12 Ende de Coninck Salomo gaf de Coninginne van Scheba al haer behagen, watse begeerde, behalven het gene, dat sy tot den Coninck gebracht hadde: so keerdese, ende tooch nae haer lant, sy, ende hare knechten.
13 Het gewichte nu van het gout, dat voor Salomo op een jaer inquam, was seshondert, en ses-en-sestich talenten gouts;
14 Behalven dat sy van de kramers ende de kooplieden inbrachten; oock brachten alle Coningen van Arabien, ende de Vorsten des selven lants, gout ende silver aen Salomo.
15 Daer toe maeckte de Coninck Salomo twee hondert rondassen van geslagen gout: ses hondert [sikelen] van geslagen gout liet hy op-wegen tot elcke rondasse.
16 Insgelijcks drie hondert schilden van geslagen gout; drie hondert [sikelen] gouts liet hy opwegen tot elcken schilt: ende de Coninck leydese in het huys des wouts Libanons.

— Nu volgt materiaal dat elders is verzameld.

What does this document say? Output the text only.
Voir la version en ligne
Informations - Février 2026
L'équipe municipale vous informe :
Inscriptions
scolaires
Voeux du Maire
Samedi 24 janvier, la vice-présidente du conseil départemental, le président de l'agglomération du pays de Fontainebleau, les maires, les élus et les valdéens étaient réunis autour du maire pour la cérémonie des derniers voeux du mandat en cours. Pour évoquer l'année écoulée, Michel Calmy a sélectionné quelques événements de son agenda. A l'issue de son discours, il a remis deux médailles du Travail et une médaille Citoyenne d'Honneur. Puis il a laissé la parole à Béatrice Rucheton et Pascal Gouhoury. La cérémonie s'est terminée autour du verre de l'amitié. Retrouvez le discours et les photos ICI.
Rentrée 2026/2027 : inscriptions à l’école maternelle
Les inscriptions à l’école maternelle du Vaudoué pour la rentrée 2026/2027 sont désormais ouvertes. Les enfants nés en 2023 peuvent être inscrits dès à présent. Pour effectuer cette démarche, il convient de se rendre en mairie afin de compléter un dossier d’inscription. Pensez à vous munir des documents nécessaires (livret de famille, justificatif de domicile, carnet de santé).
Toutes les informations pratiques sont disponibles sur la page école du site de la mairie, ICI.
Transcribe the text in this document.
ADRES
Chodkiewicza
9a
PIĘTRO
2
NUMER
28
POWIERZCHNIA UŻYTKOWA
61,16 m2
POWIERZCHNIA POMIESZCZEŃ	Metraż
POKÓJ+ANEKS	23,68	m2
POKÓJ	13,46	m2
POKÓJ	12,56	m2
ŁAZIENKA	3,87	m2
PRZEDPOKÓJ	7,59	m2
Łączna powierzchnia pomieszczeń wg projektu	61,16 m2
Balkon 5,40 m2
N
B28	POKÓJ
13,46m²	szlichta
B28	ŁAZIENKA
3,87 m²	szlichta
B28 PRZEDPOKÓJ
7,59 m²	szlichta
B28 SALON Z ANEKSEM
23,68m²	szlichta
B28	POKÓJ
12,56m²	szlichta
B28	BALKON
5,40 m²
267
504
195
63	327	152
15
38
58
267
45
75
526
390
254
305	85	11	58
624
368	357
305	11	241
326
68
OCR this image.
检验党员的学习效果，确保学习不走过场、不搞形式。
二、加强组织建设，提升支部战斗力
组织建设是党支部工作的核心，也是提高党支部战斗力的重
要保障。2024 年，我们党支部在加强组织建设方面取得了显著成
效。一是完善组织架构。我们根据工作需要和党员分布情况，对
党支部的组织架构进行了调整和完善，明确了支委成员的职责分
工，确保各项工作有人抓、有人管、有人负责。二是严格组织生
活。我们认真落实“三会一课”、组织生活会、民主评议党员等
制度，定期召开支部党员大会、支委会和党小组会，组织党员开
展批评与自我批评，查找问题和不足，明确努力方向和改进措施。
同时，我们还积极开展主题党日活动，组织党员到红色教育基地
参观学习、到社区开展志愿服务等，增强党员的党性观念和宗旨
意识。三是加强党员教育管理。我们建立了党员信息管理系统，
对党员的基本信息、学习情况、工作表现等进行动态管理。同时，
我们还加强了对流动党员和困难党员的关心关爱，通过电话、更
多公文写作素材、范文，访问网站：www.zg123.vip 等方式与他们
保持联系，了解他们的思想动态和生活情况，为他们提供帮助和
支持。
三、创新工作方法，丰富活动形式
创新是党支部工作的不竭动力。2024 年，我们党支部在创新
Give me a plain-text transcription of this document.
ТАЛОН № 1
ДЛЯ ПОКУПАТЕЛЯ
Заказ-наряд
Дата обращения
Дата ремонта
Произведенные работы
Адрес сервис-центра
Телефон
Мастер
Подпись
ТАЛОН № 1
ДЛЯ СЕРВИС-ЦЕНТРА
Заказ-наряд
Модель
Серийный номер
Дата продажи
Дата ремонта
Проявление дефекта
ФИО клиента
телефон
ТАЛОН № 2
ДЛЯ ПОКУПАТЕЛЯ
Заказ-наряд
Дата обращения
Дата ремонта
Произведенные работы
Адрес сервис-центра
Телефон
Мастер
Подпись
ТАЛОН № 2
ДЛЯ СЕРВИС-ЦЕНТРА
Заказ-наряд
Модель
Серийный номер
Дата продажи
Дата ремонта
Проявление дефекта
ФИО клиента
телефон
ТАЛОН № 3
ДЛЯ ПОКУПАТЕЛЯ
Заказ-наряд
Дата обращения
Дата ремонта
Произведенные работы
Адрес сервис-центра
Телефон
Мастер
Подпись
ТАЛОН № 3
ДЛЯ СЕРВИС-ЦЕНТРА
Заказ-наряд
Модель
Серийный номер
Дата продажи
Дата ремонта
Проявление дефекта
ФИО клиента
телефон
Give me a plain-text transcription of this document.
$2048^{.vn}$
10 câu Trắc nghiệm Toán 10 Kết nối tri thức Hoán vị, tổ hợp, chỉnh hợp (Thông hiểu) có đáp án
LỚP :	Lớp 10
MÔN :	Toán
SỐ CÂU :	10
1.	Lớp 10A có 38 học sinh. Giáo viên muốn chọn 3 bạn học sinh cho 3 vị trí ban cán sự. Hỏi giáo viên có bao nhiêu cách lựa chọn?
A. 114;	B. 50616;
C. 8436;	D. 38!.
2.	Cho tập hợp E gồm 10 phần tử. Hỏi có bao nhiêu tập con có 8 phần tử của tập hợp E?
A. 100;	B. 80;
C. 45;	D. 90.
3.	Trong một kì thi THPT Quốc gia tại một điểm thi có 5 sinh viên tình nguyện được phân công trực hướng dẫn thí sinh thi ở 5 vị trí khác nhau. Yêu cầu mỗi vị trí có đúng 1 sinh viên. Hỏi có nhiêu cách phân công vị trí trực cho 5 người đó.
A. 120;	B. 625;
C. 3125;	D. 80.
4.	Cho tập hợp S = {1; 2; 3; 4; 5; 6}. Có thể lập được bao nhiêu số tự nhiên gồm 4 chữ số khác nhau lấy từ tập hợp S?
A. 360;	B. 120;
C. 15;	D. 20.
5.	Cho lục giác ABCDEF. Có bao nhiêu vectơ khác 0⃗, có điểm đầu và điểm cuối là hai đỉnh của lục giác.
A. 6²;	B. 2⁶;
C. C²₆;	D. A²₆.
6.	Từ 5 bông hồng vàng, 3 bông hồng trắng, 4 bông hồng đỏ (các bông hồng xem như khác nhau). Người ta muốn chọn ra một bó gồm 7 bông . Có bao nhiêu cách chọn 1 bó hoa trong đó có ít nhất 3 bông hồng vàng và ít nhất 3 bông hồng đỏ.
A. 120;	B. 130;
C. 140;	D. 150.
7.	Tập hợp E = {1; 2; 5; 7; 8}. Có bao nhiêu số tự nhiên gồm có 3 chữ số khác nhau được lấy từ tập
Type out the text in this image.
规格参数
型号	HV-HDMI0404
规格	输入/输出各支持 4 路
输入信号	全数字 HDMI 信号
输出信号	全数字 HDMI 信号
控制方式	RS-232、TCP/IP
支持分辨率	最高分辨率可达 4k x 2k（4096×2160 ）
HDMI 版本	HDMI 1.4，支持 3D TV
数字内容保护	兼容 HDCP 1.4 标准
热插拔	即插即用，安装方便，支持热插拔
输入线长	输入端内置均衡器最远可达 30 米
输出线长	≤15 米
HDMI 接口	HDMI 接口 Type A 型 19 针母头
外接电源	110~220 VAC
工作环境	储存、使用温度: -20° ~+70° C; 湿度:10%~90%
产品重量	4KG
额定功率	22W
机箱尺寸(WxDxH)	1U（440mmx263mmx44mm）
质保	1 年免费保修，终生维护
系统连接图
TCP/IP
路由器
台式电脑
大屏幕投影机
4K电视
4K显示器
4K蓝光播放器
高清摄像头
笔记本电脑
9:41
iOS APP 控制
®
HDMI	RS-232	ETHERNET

17 Noch maeckte de Coninck eenen grooten elpen-beenen throon, ende hy over-tooch den selven met louter gout.
18 Ende de throon hadde ses trappen, ende eenen voet-banck van gout, aen den throon vast zijnde, ende lenen aen beyde zijden, tot de sit-plaetse toe; ende twee leeuwen stonden by de lenen.
19 Ende twaelf leeuwen stonden daer aen beyde zijden, op de ses trappen: desgelijcks en is in geen Coninckrijck gemaeckt geweest.
20 Oock waren alle drinck-vaten des Conincks Salomo van gout, ende alle vaten van het huys des wouts Libanons, waren van gesloten gout: Het silver en was in de dagen Salomons niet voor yet geacht.
21 Want des Conincks schepen voeren nae Tarsis, met de knechten Hurams: eens in drie jaren quamen de schepen van Tarsis in, brengende gout, ende silver, elpen-been, ende apen, ende paeuwen.
22 Also wert de Coninck Salomo grooter dan alle Coningen der aerde, in rijckdom, ende wijsheyt.
23 Ende alle Coningen der aerde sochten Salomons aengesichte, om sijne wijsheyt te hooren, die Godt in sijn herte gegeven hadde.
24 Ende sy brachten een yeder sijn geschenck, silveren vaten, ende gouden vaten, ende kleederen, harnasch, ende specerijen, peerden, ende muyl-ezelen, elcx van jaer tot jaer.
25 Oock hadde Salomo vier duysent peerde-stallen, ende wagenen, ende twaelf duysent ruyteren: ende hy leyde se inde wagen-steden, ende by den Coninck te Ierusalem.
26 Ende hy heerschede over alle Coningen vande Riviere, tot aen het lant der Philistijnen, ende tot aen de lant-pale van Egypten.
27 Oock maeckte de Coninck het silver in Ierusalem te zijn als steenen; ende de Cederen maeckte hy te zijn als de wilde Vijge-boomen, die inde leechte zijn in menichte.
28 Ende sy brachten voor Salomo peerden uyt Egypten, ende uyt alle die landen.
29 Het overige nu der geschiedenissen Salomons, der eerste, ende der laetste zijn die niet geschreven in de woorden Nathans, des Propheten, ende in de prophetie van Ahia den Siloniter, ende in de gesichten van Iedi den Siender, aengaende Ierobeam den sone Nebats?
30 Ende Salomo regeerde te Ierusalem over gantsch Israël, veertich jaer.
31 Ende Salomo ontsliep met sijne vaderen, ende sy begroeven hem in de stadt sijns vaders Davids: ende sijn sone Rehabeam wert Coninck in sijne plaetse.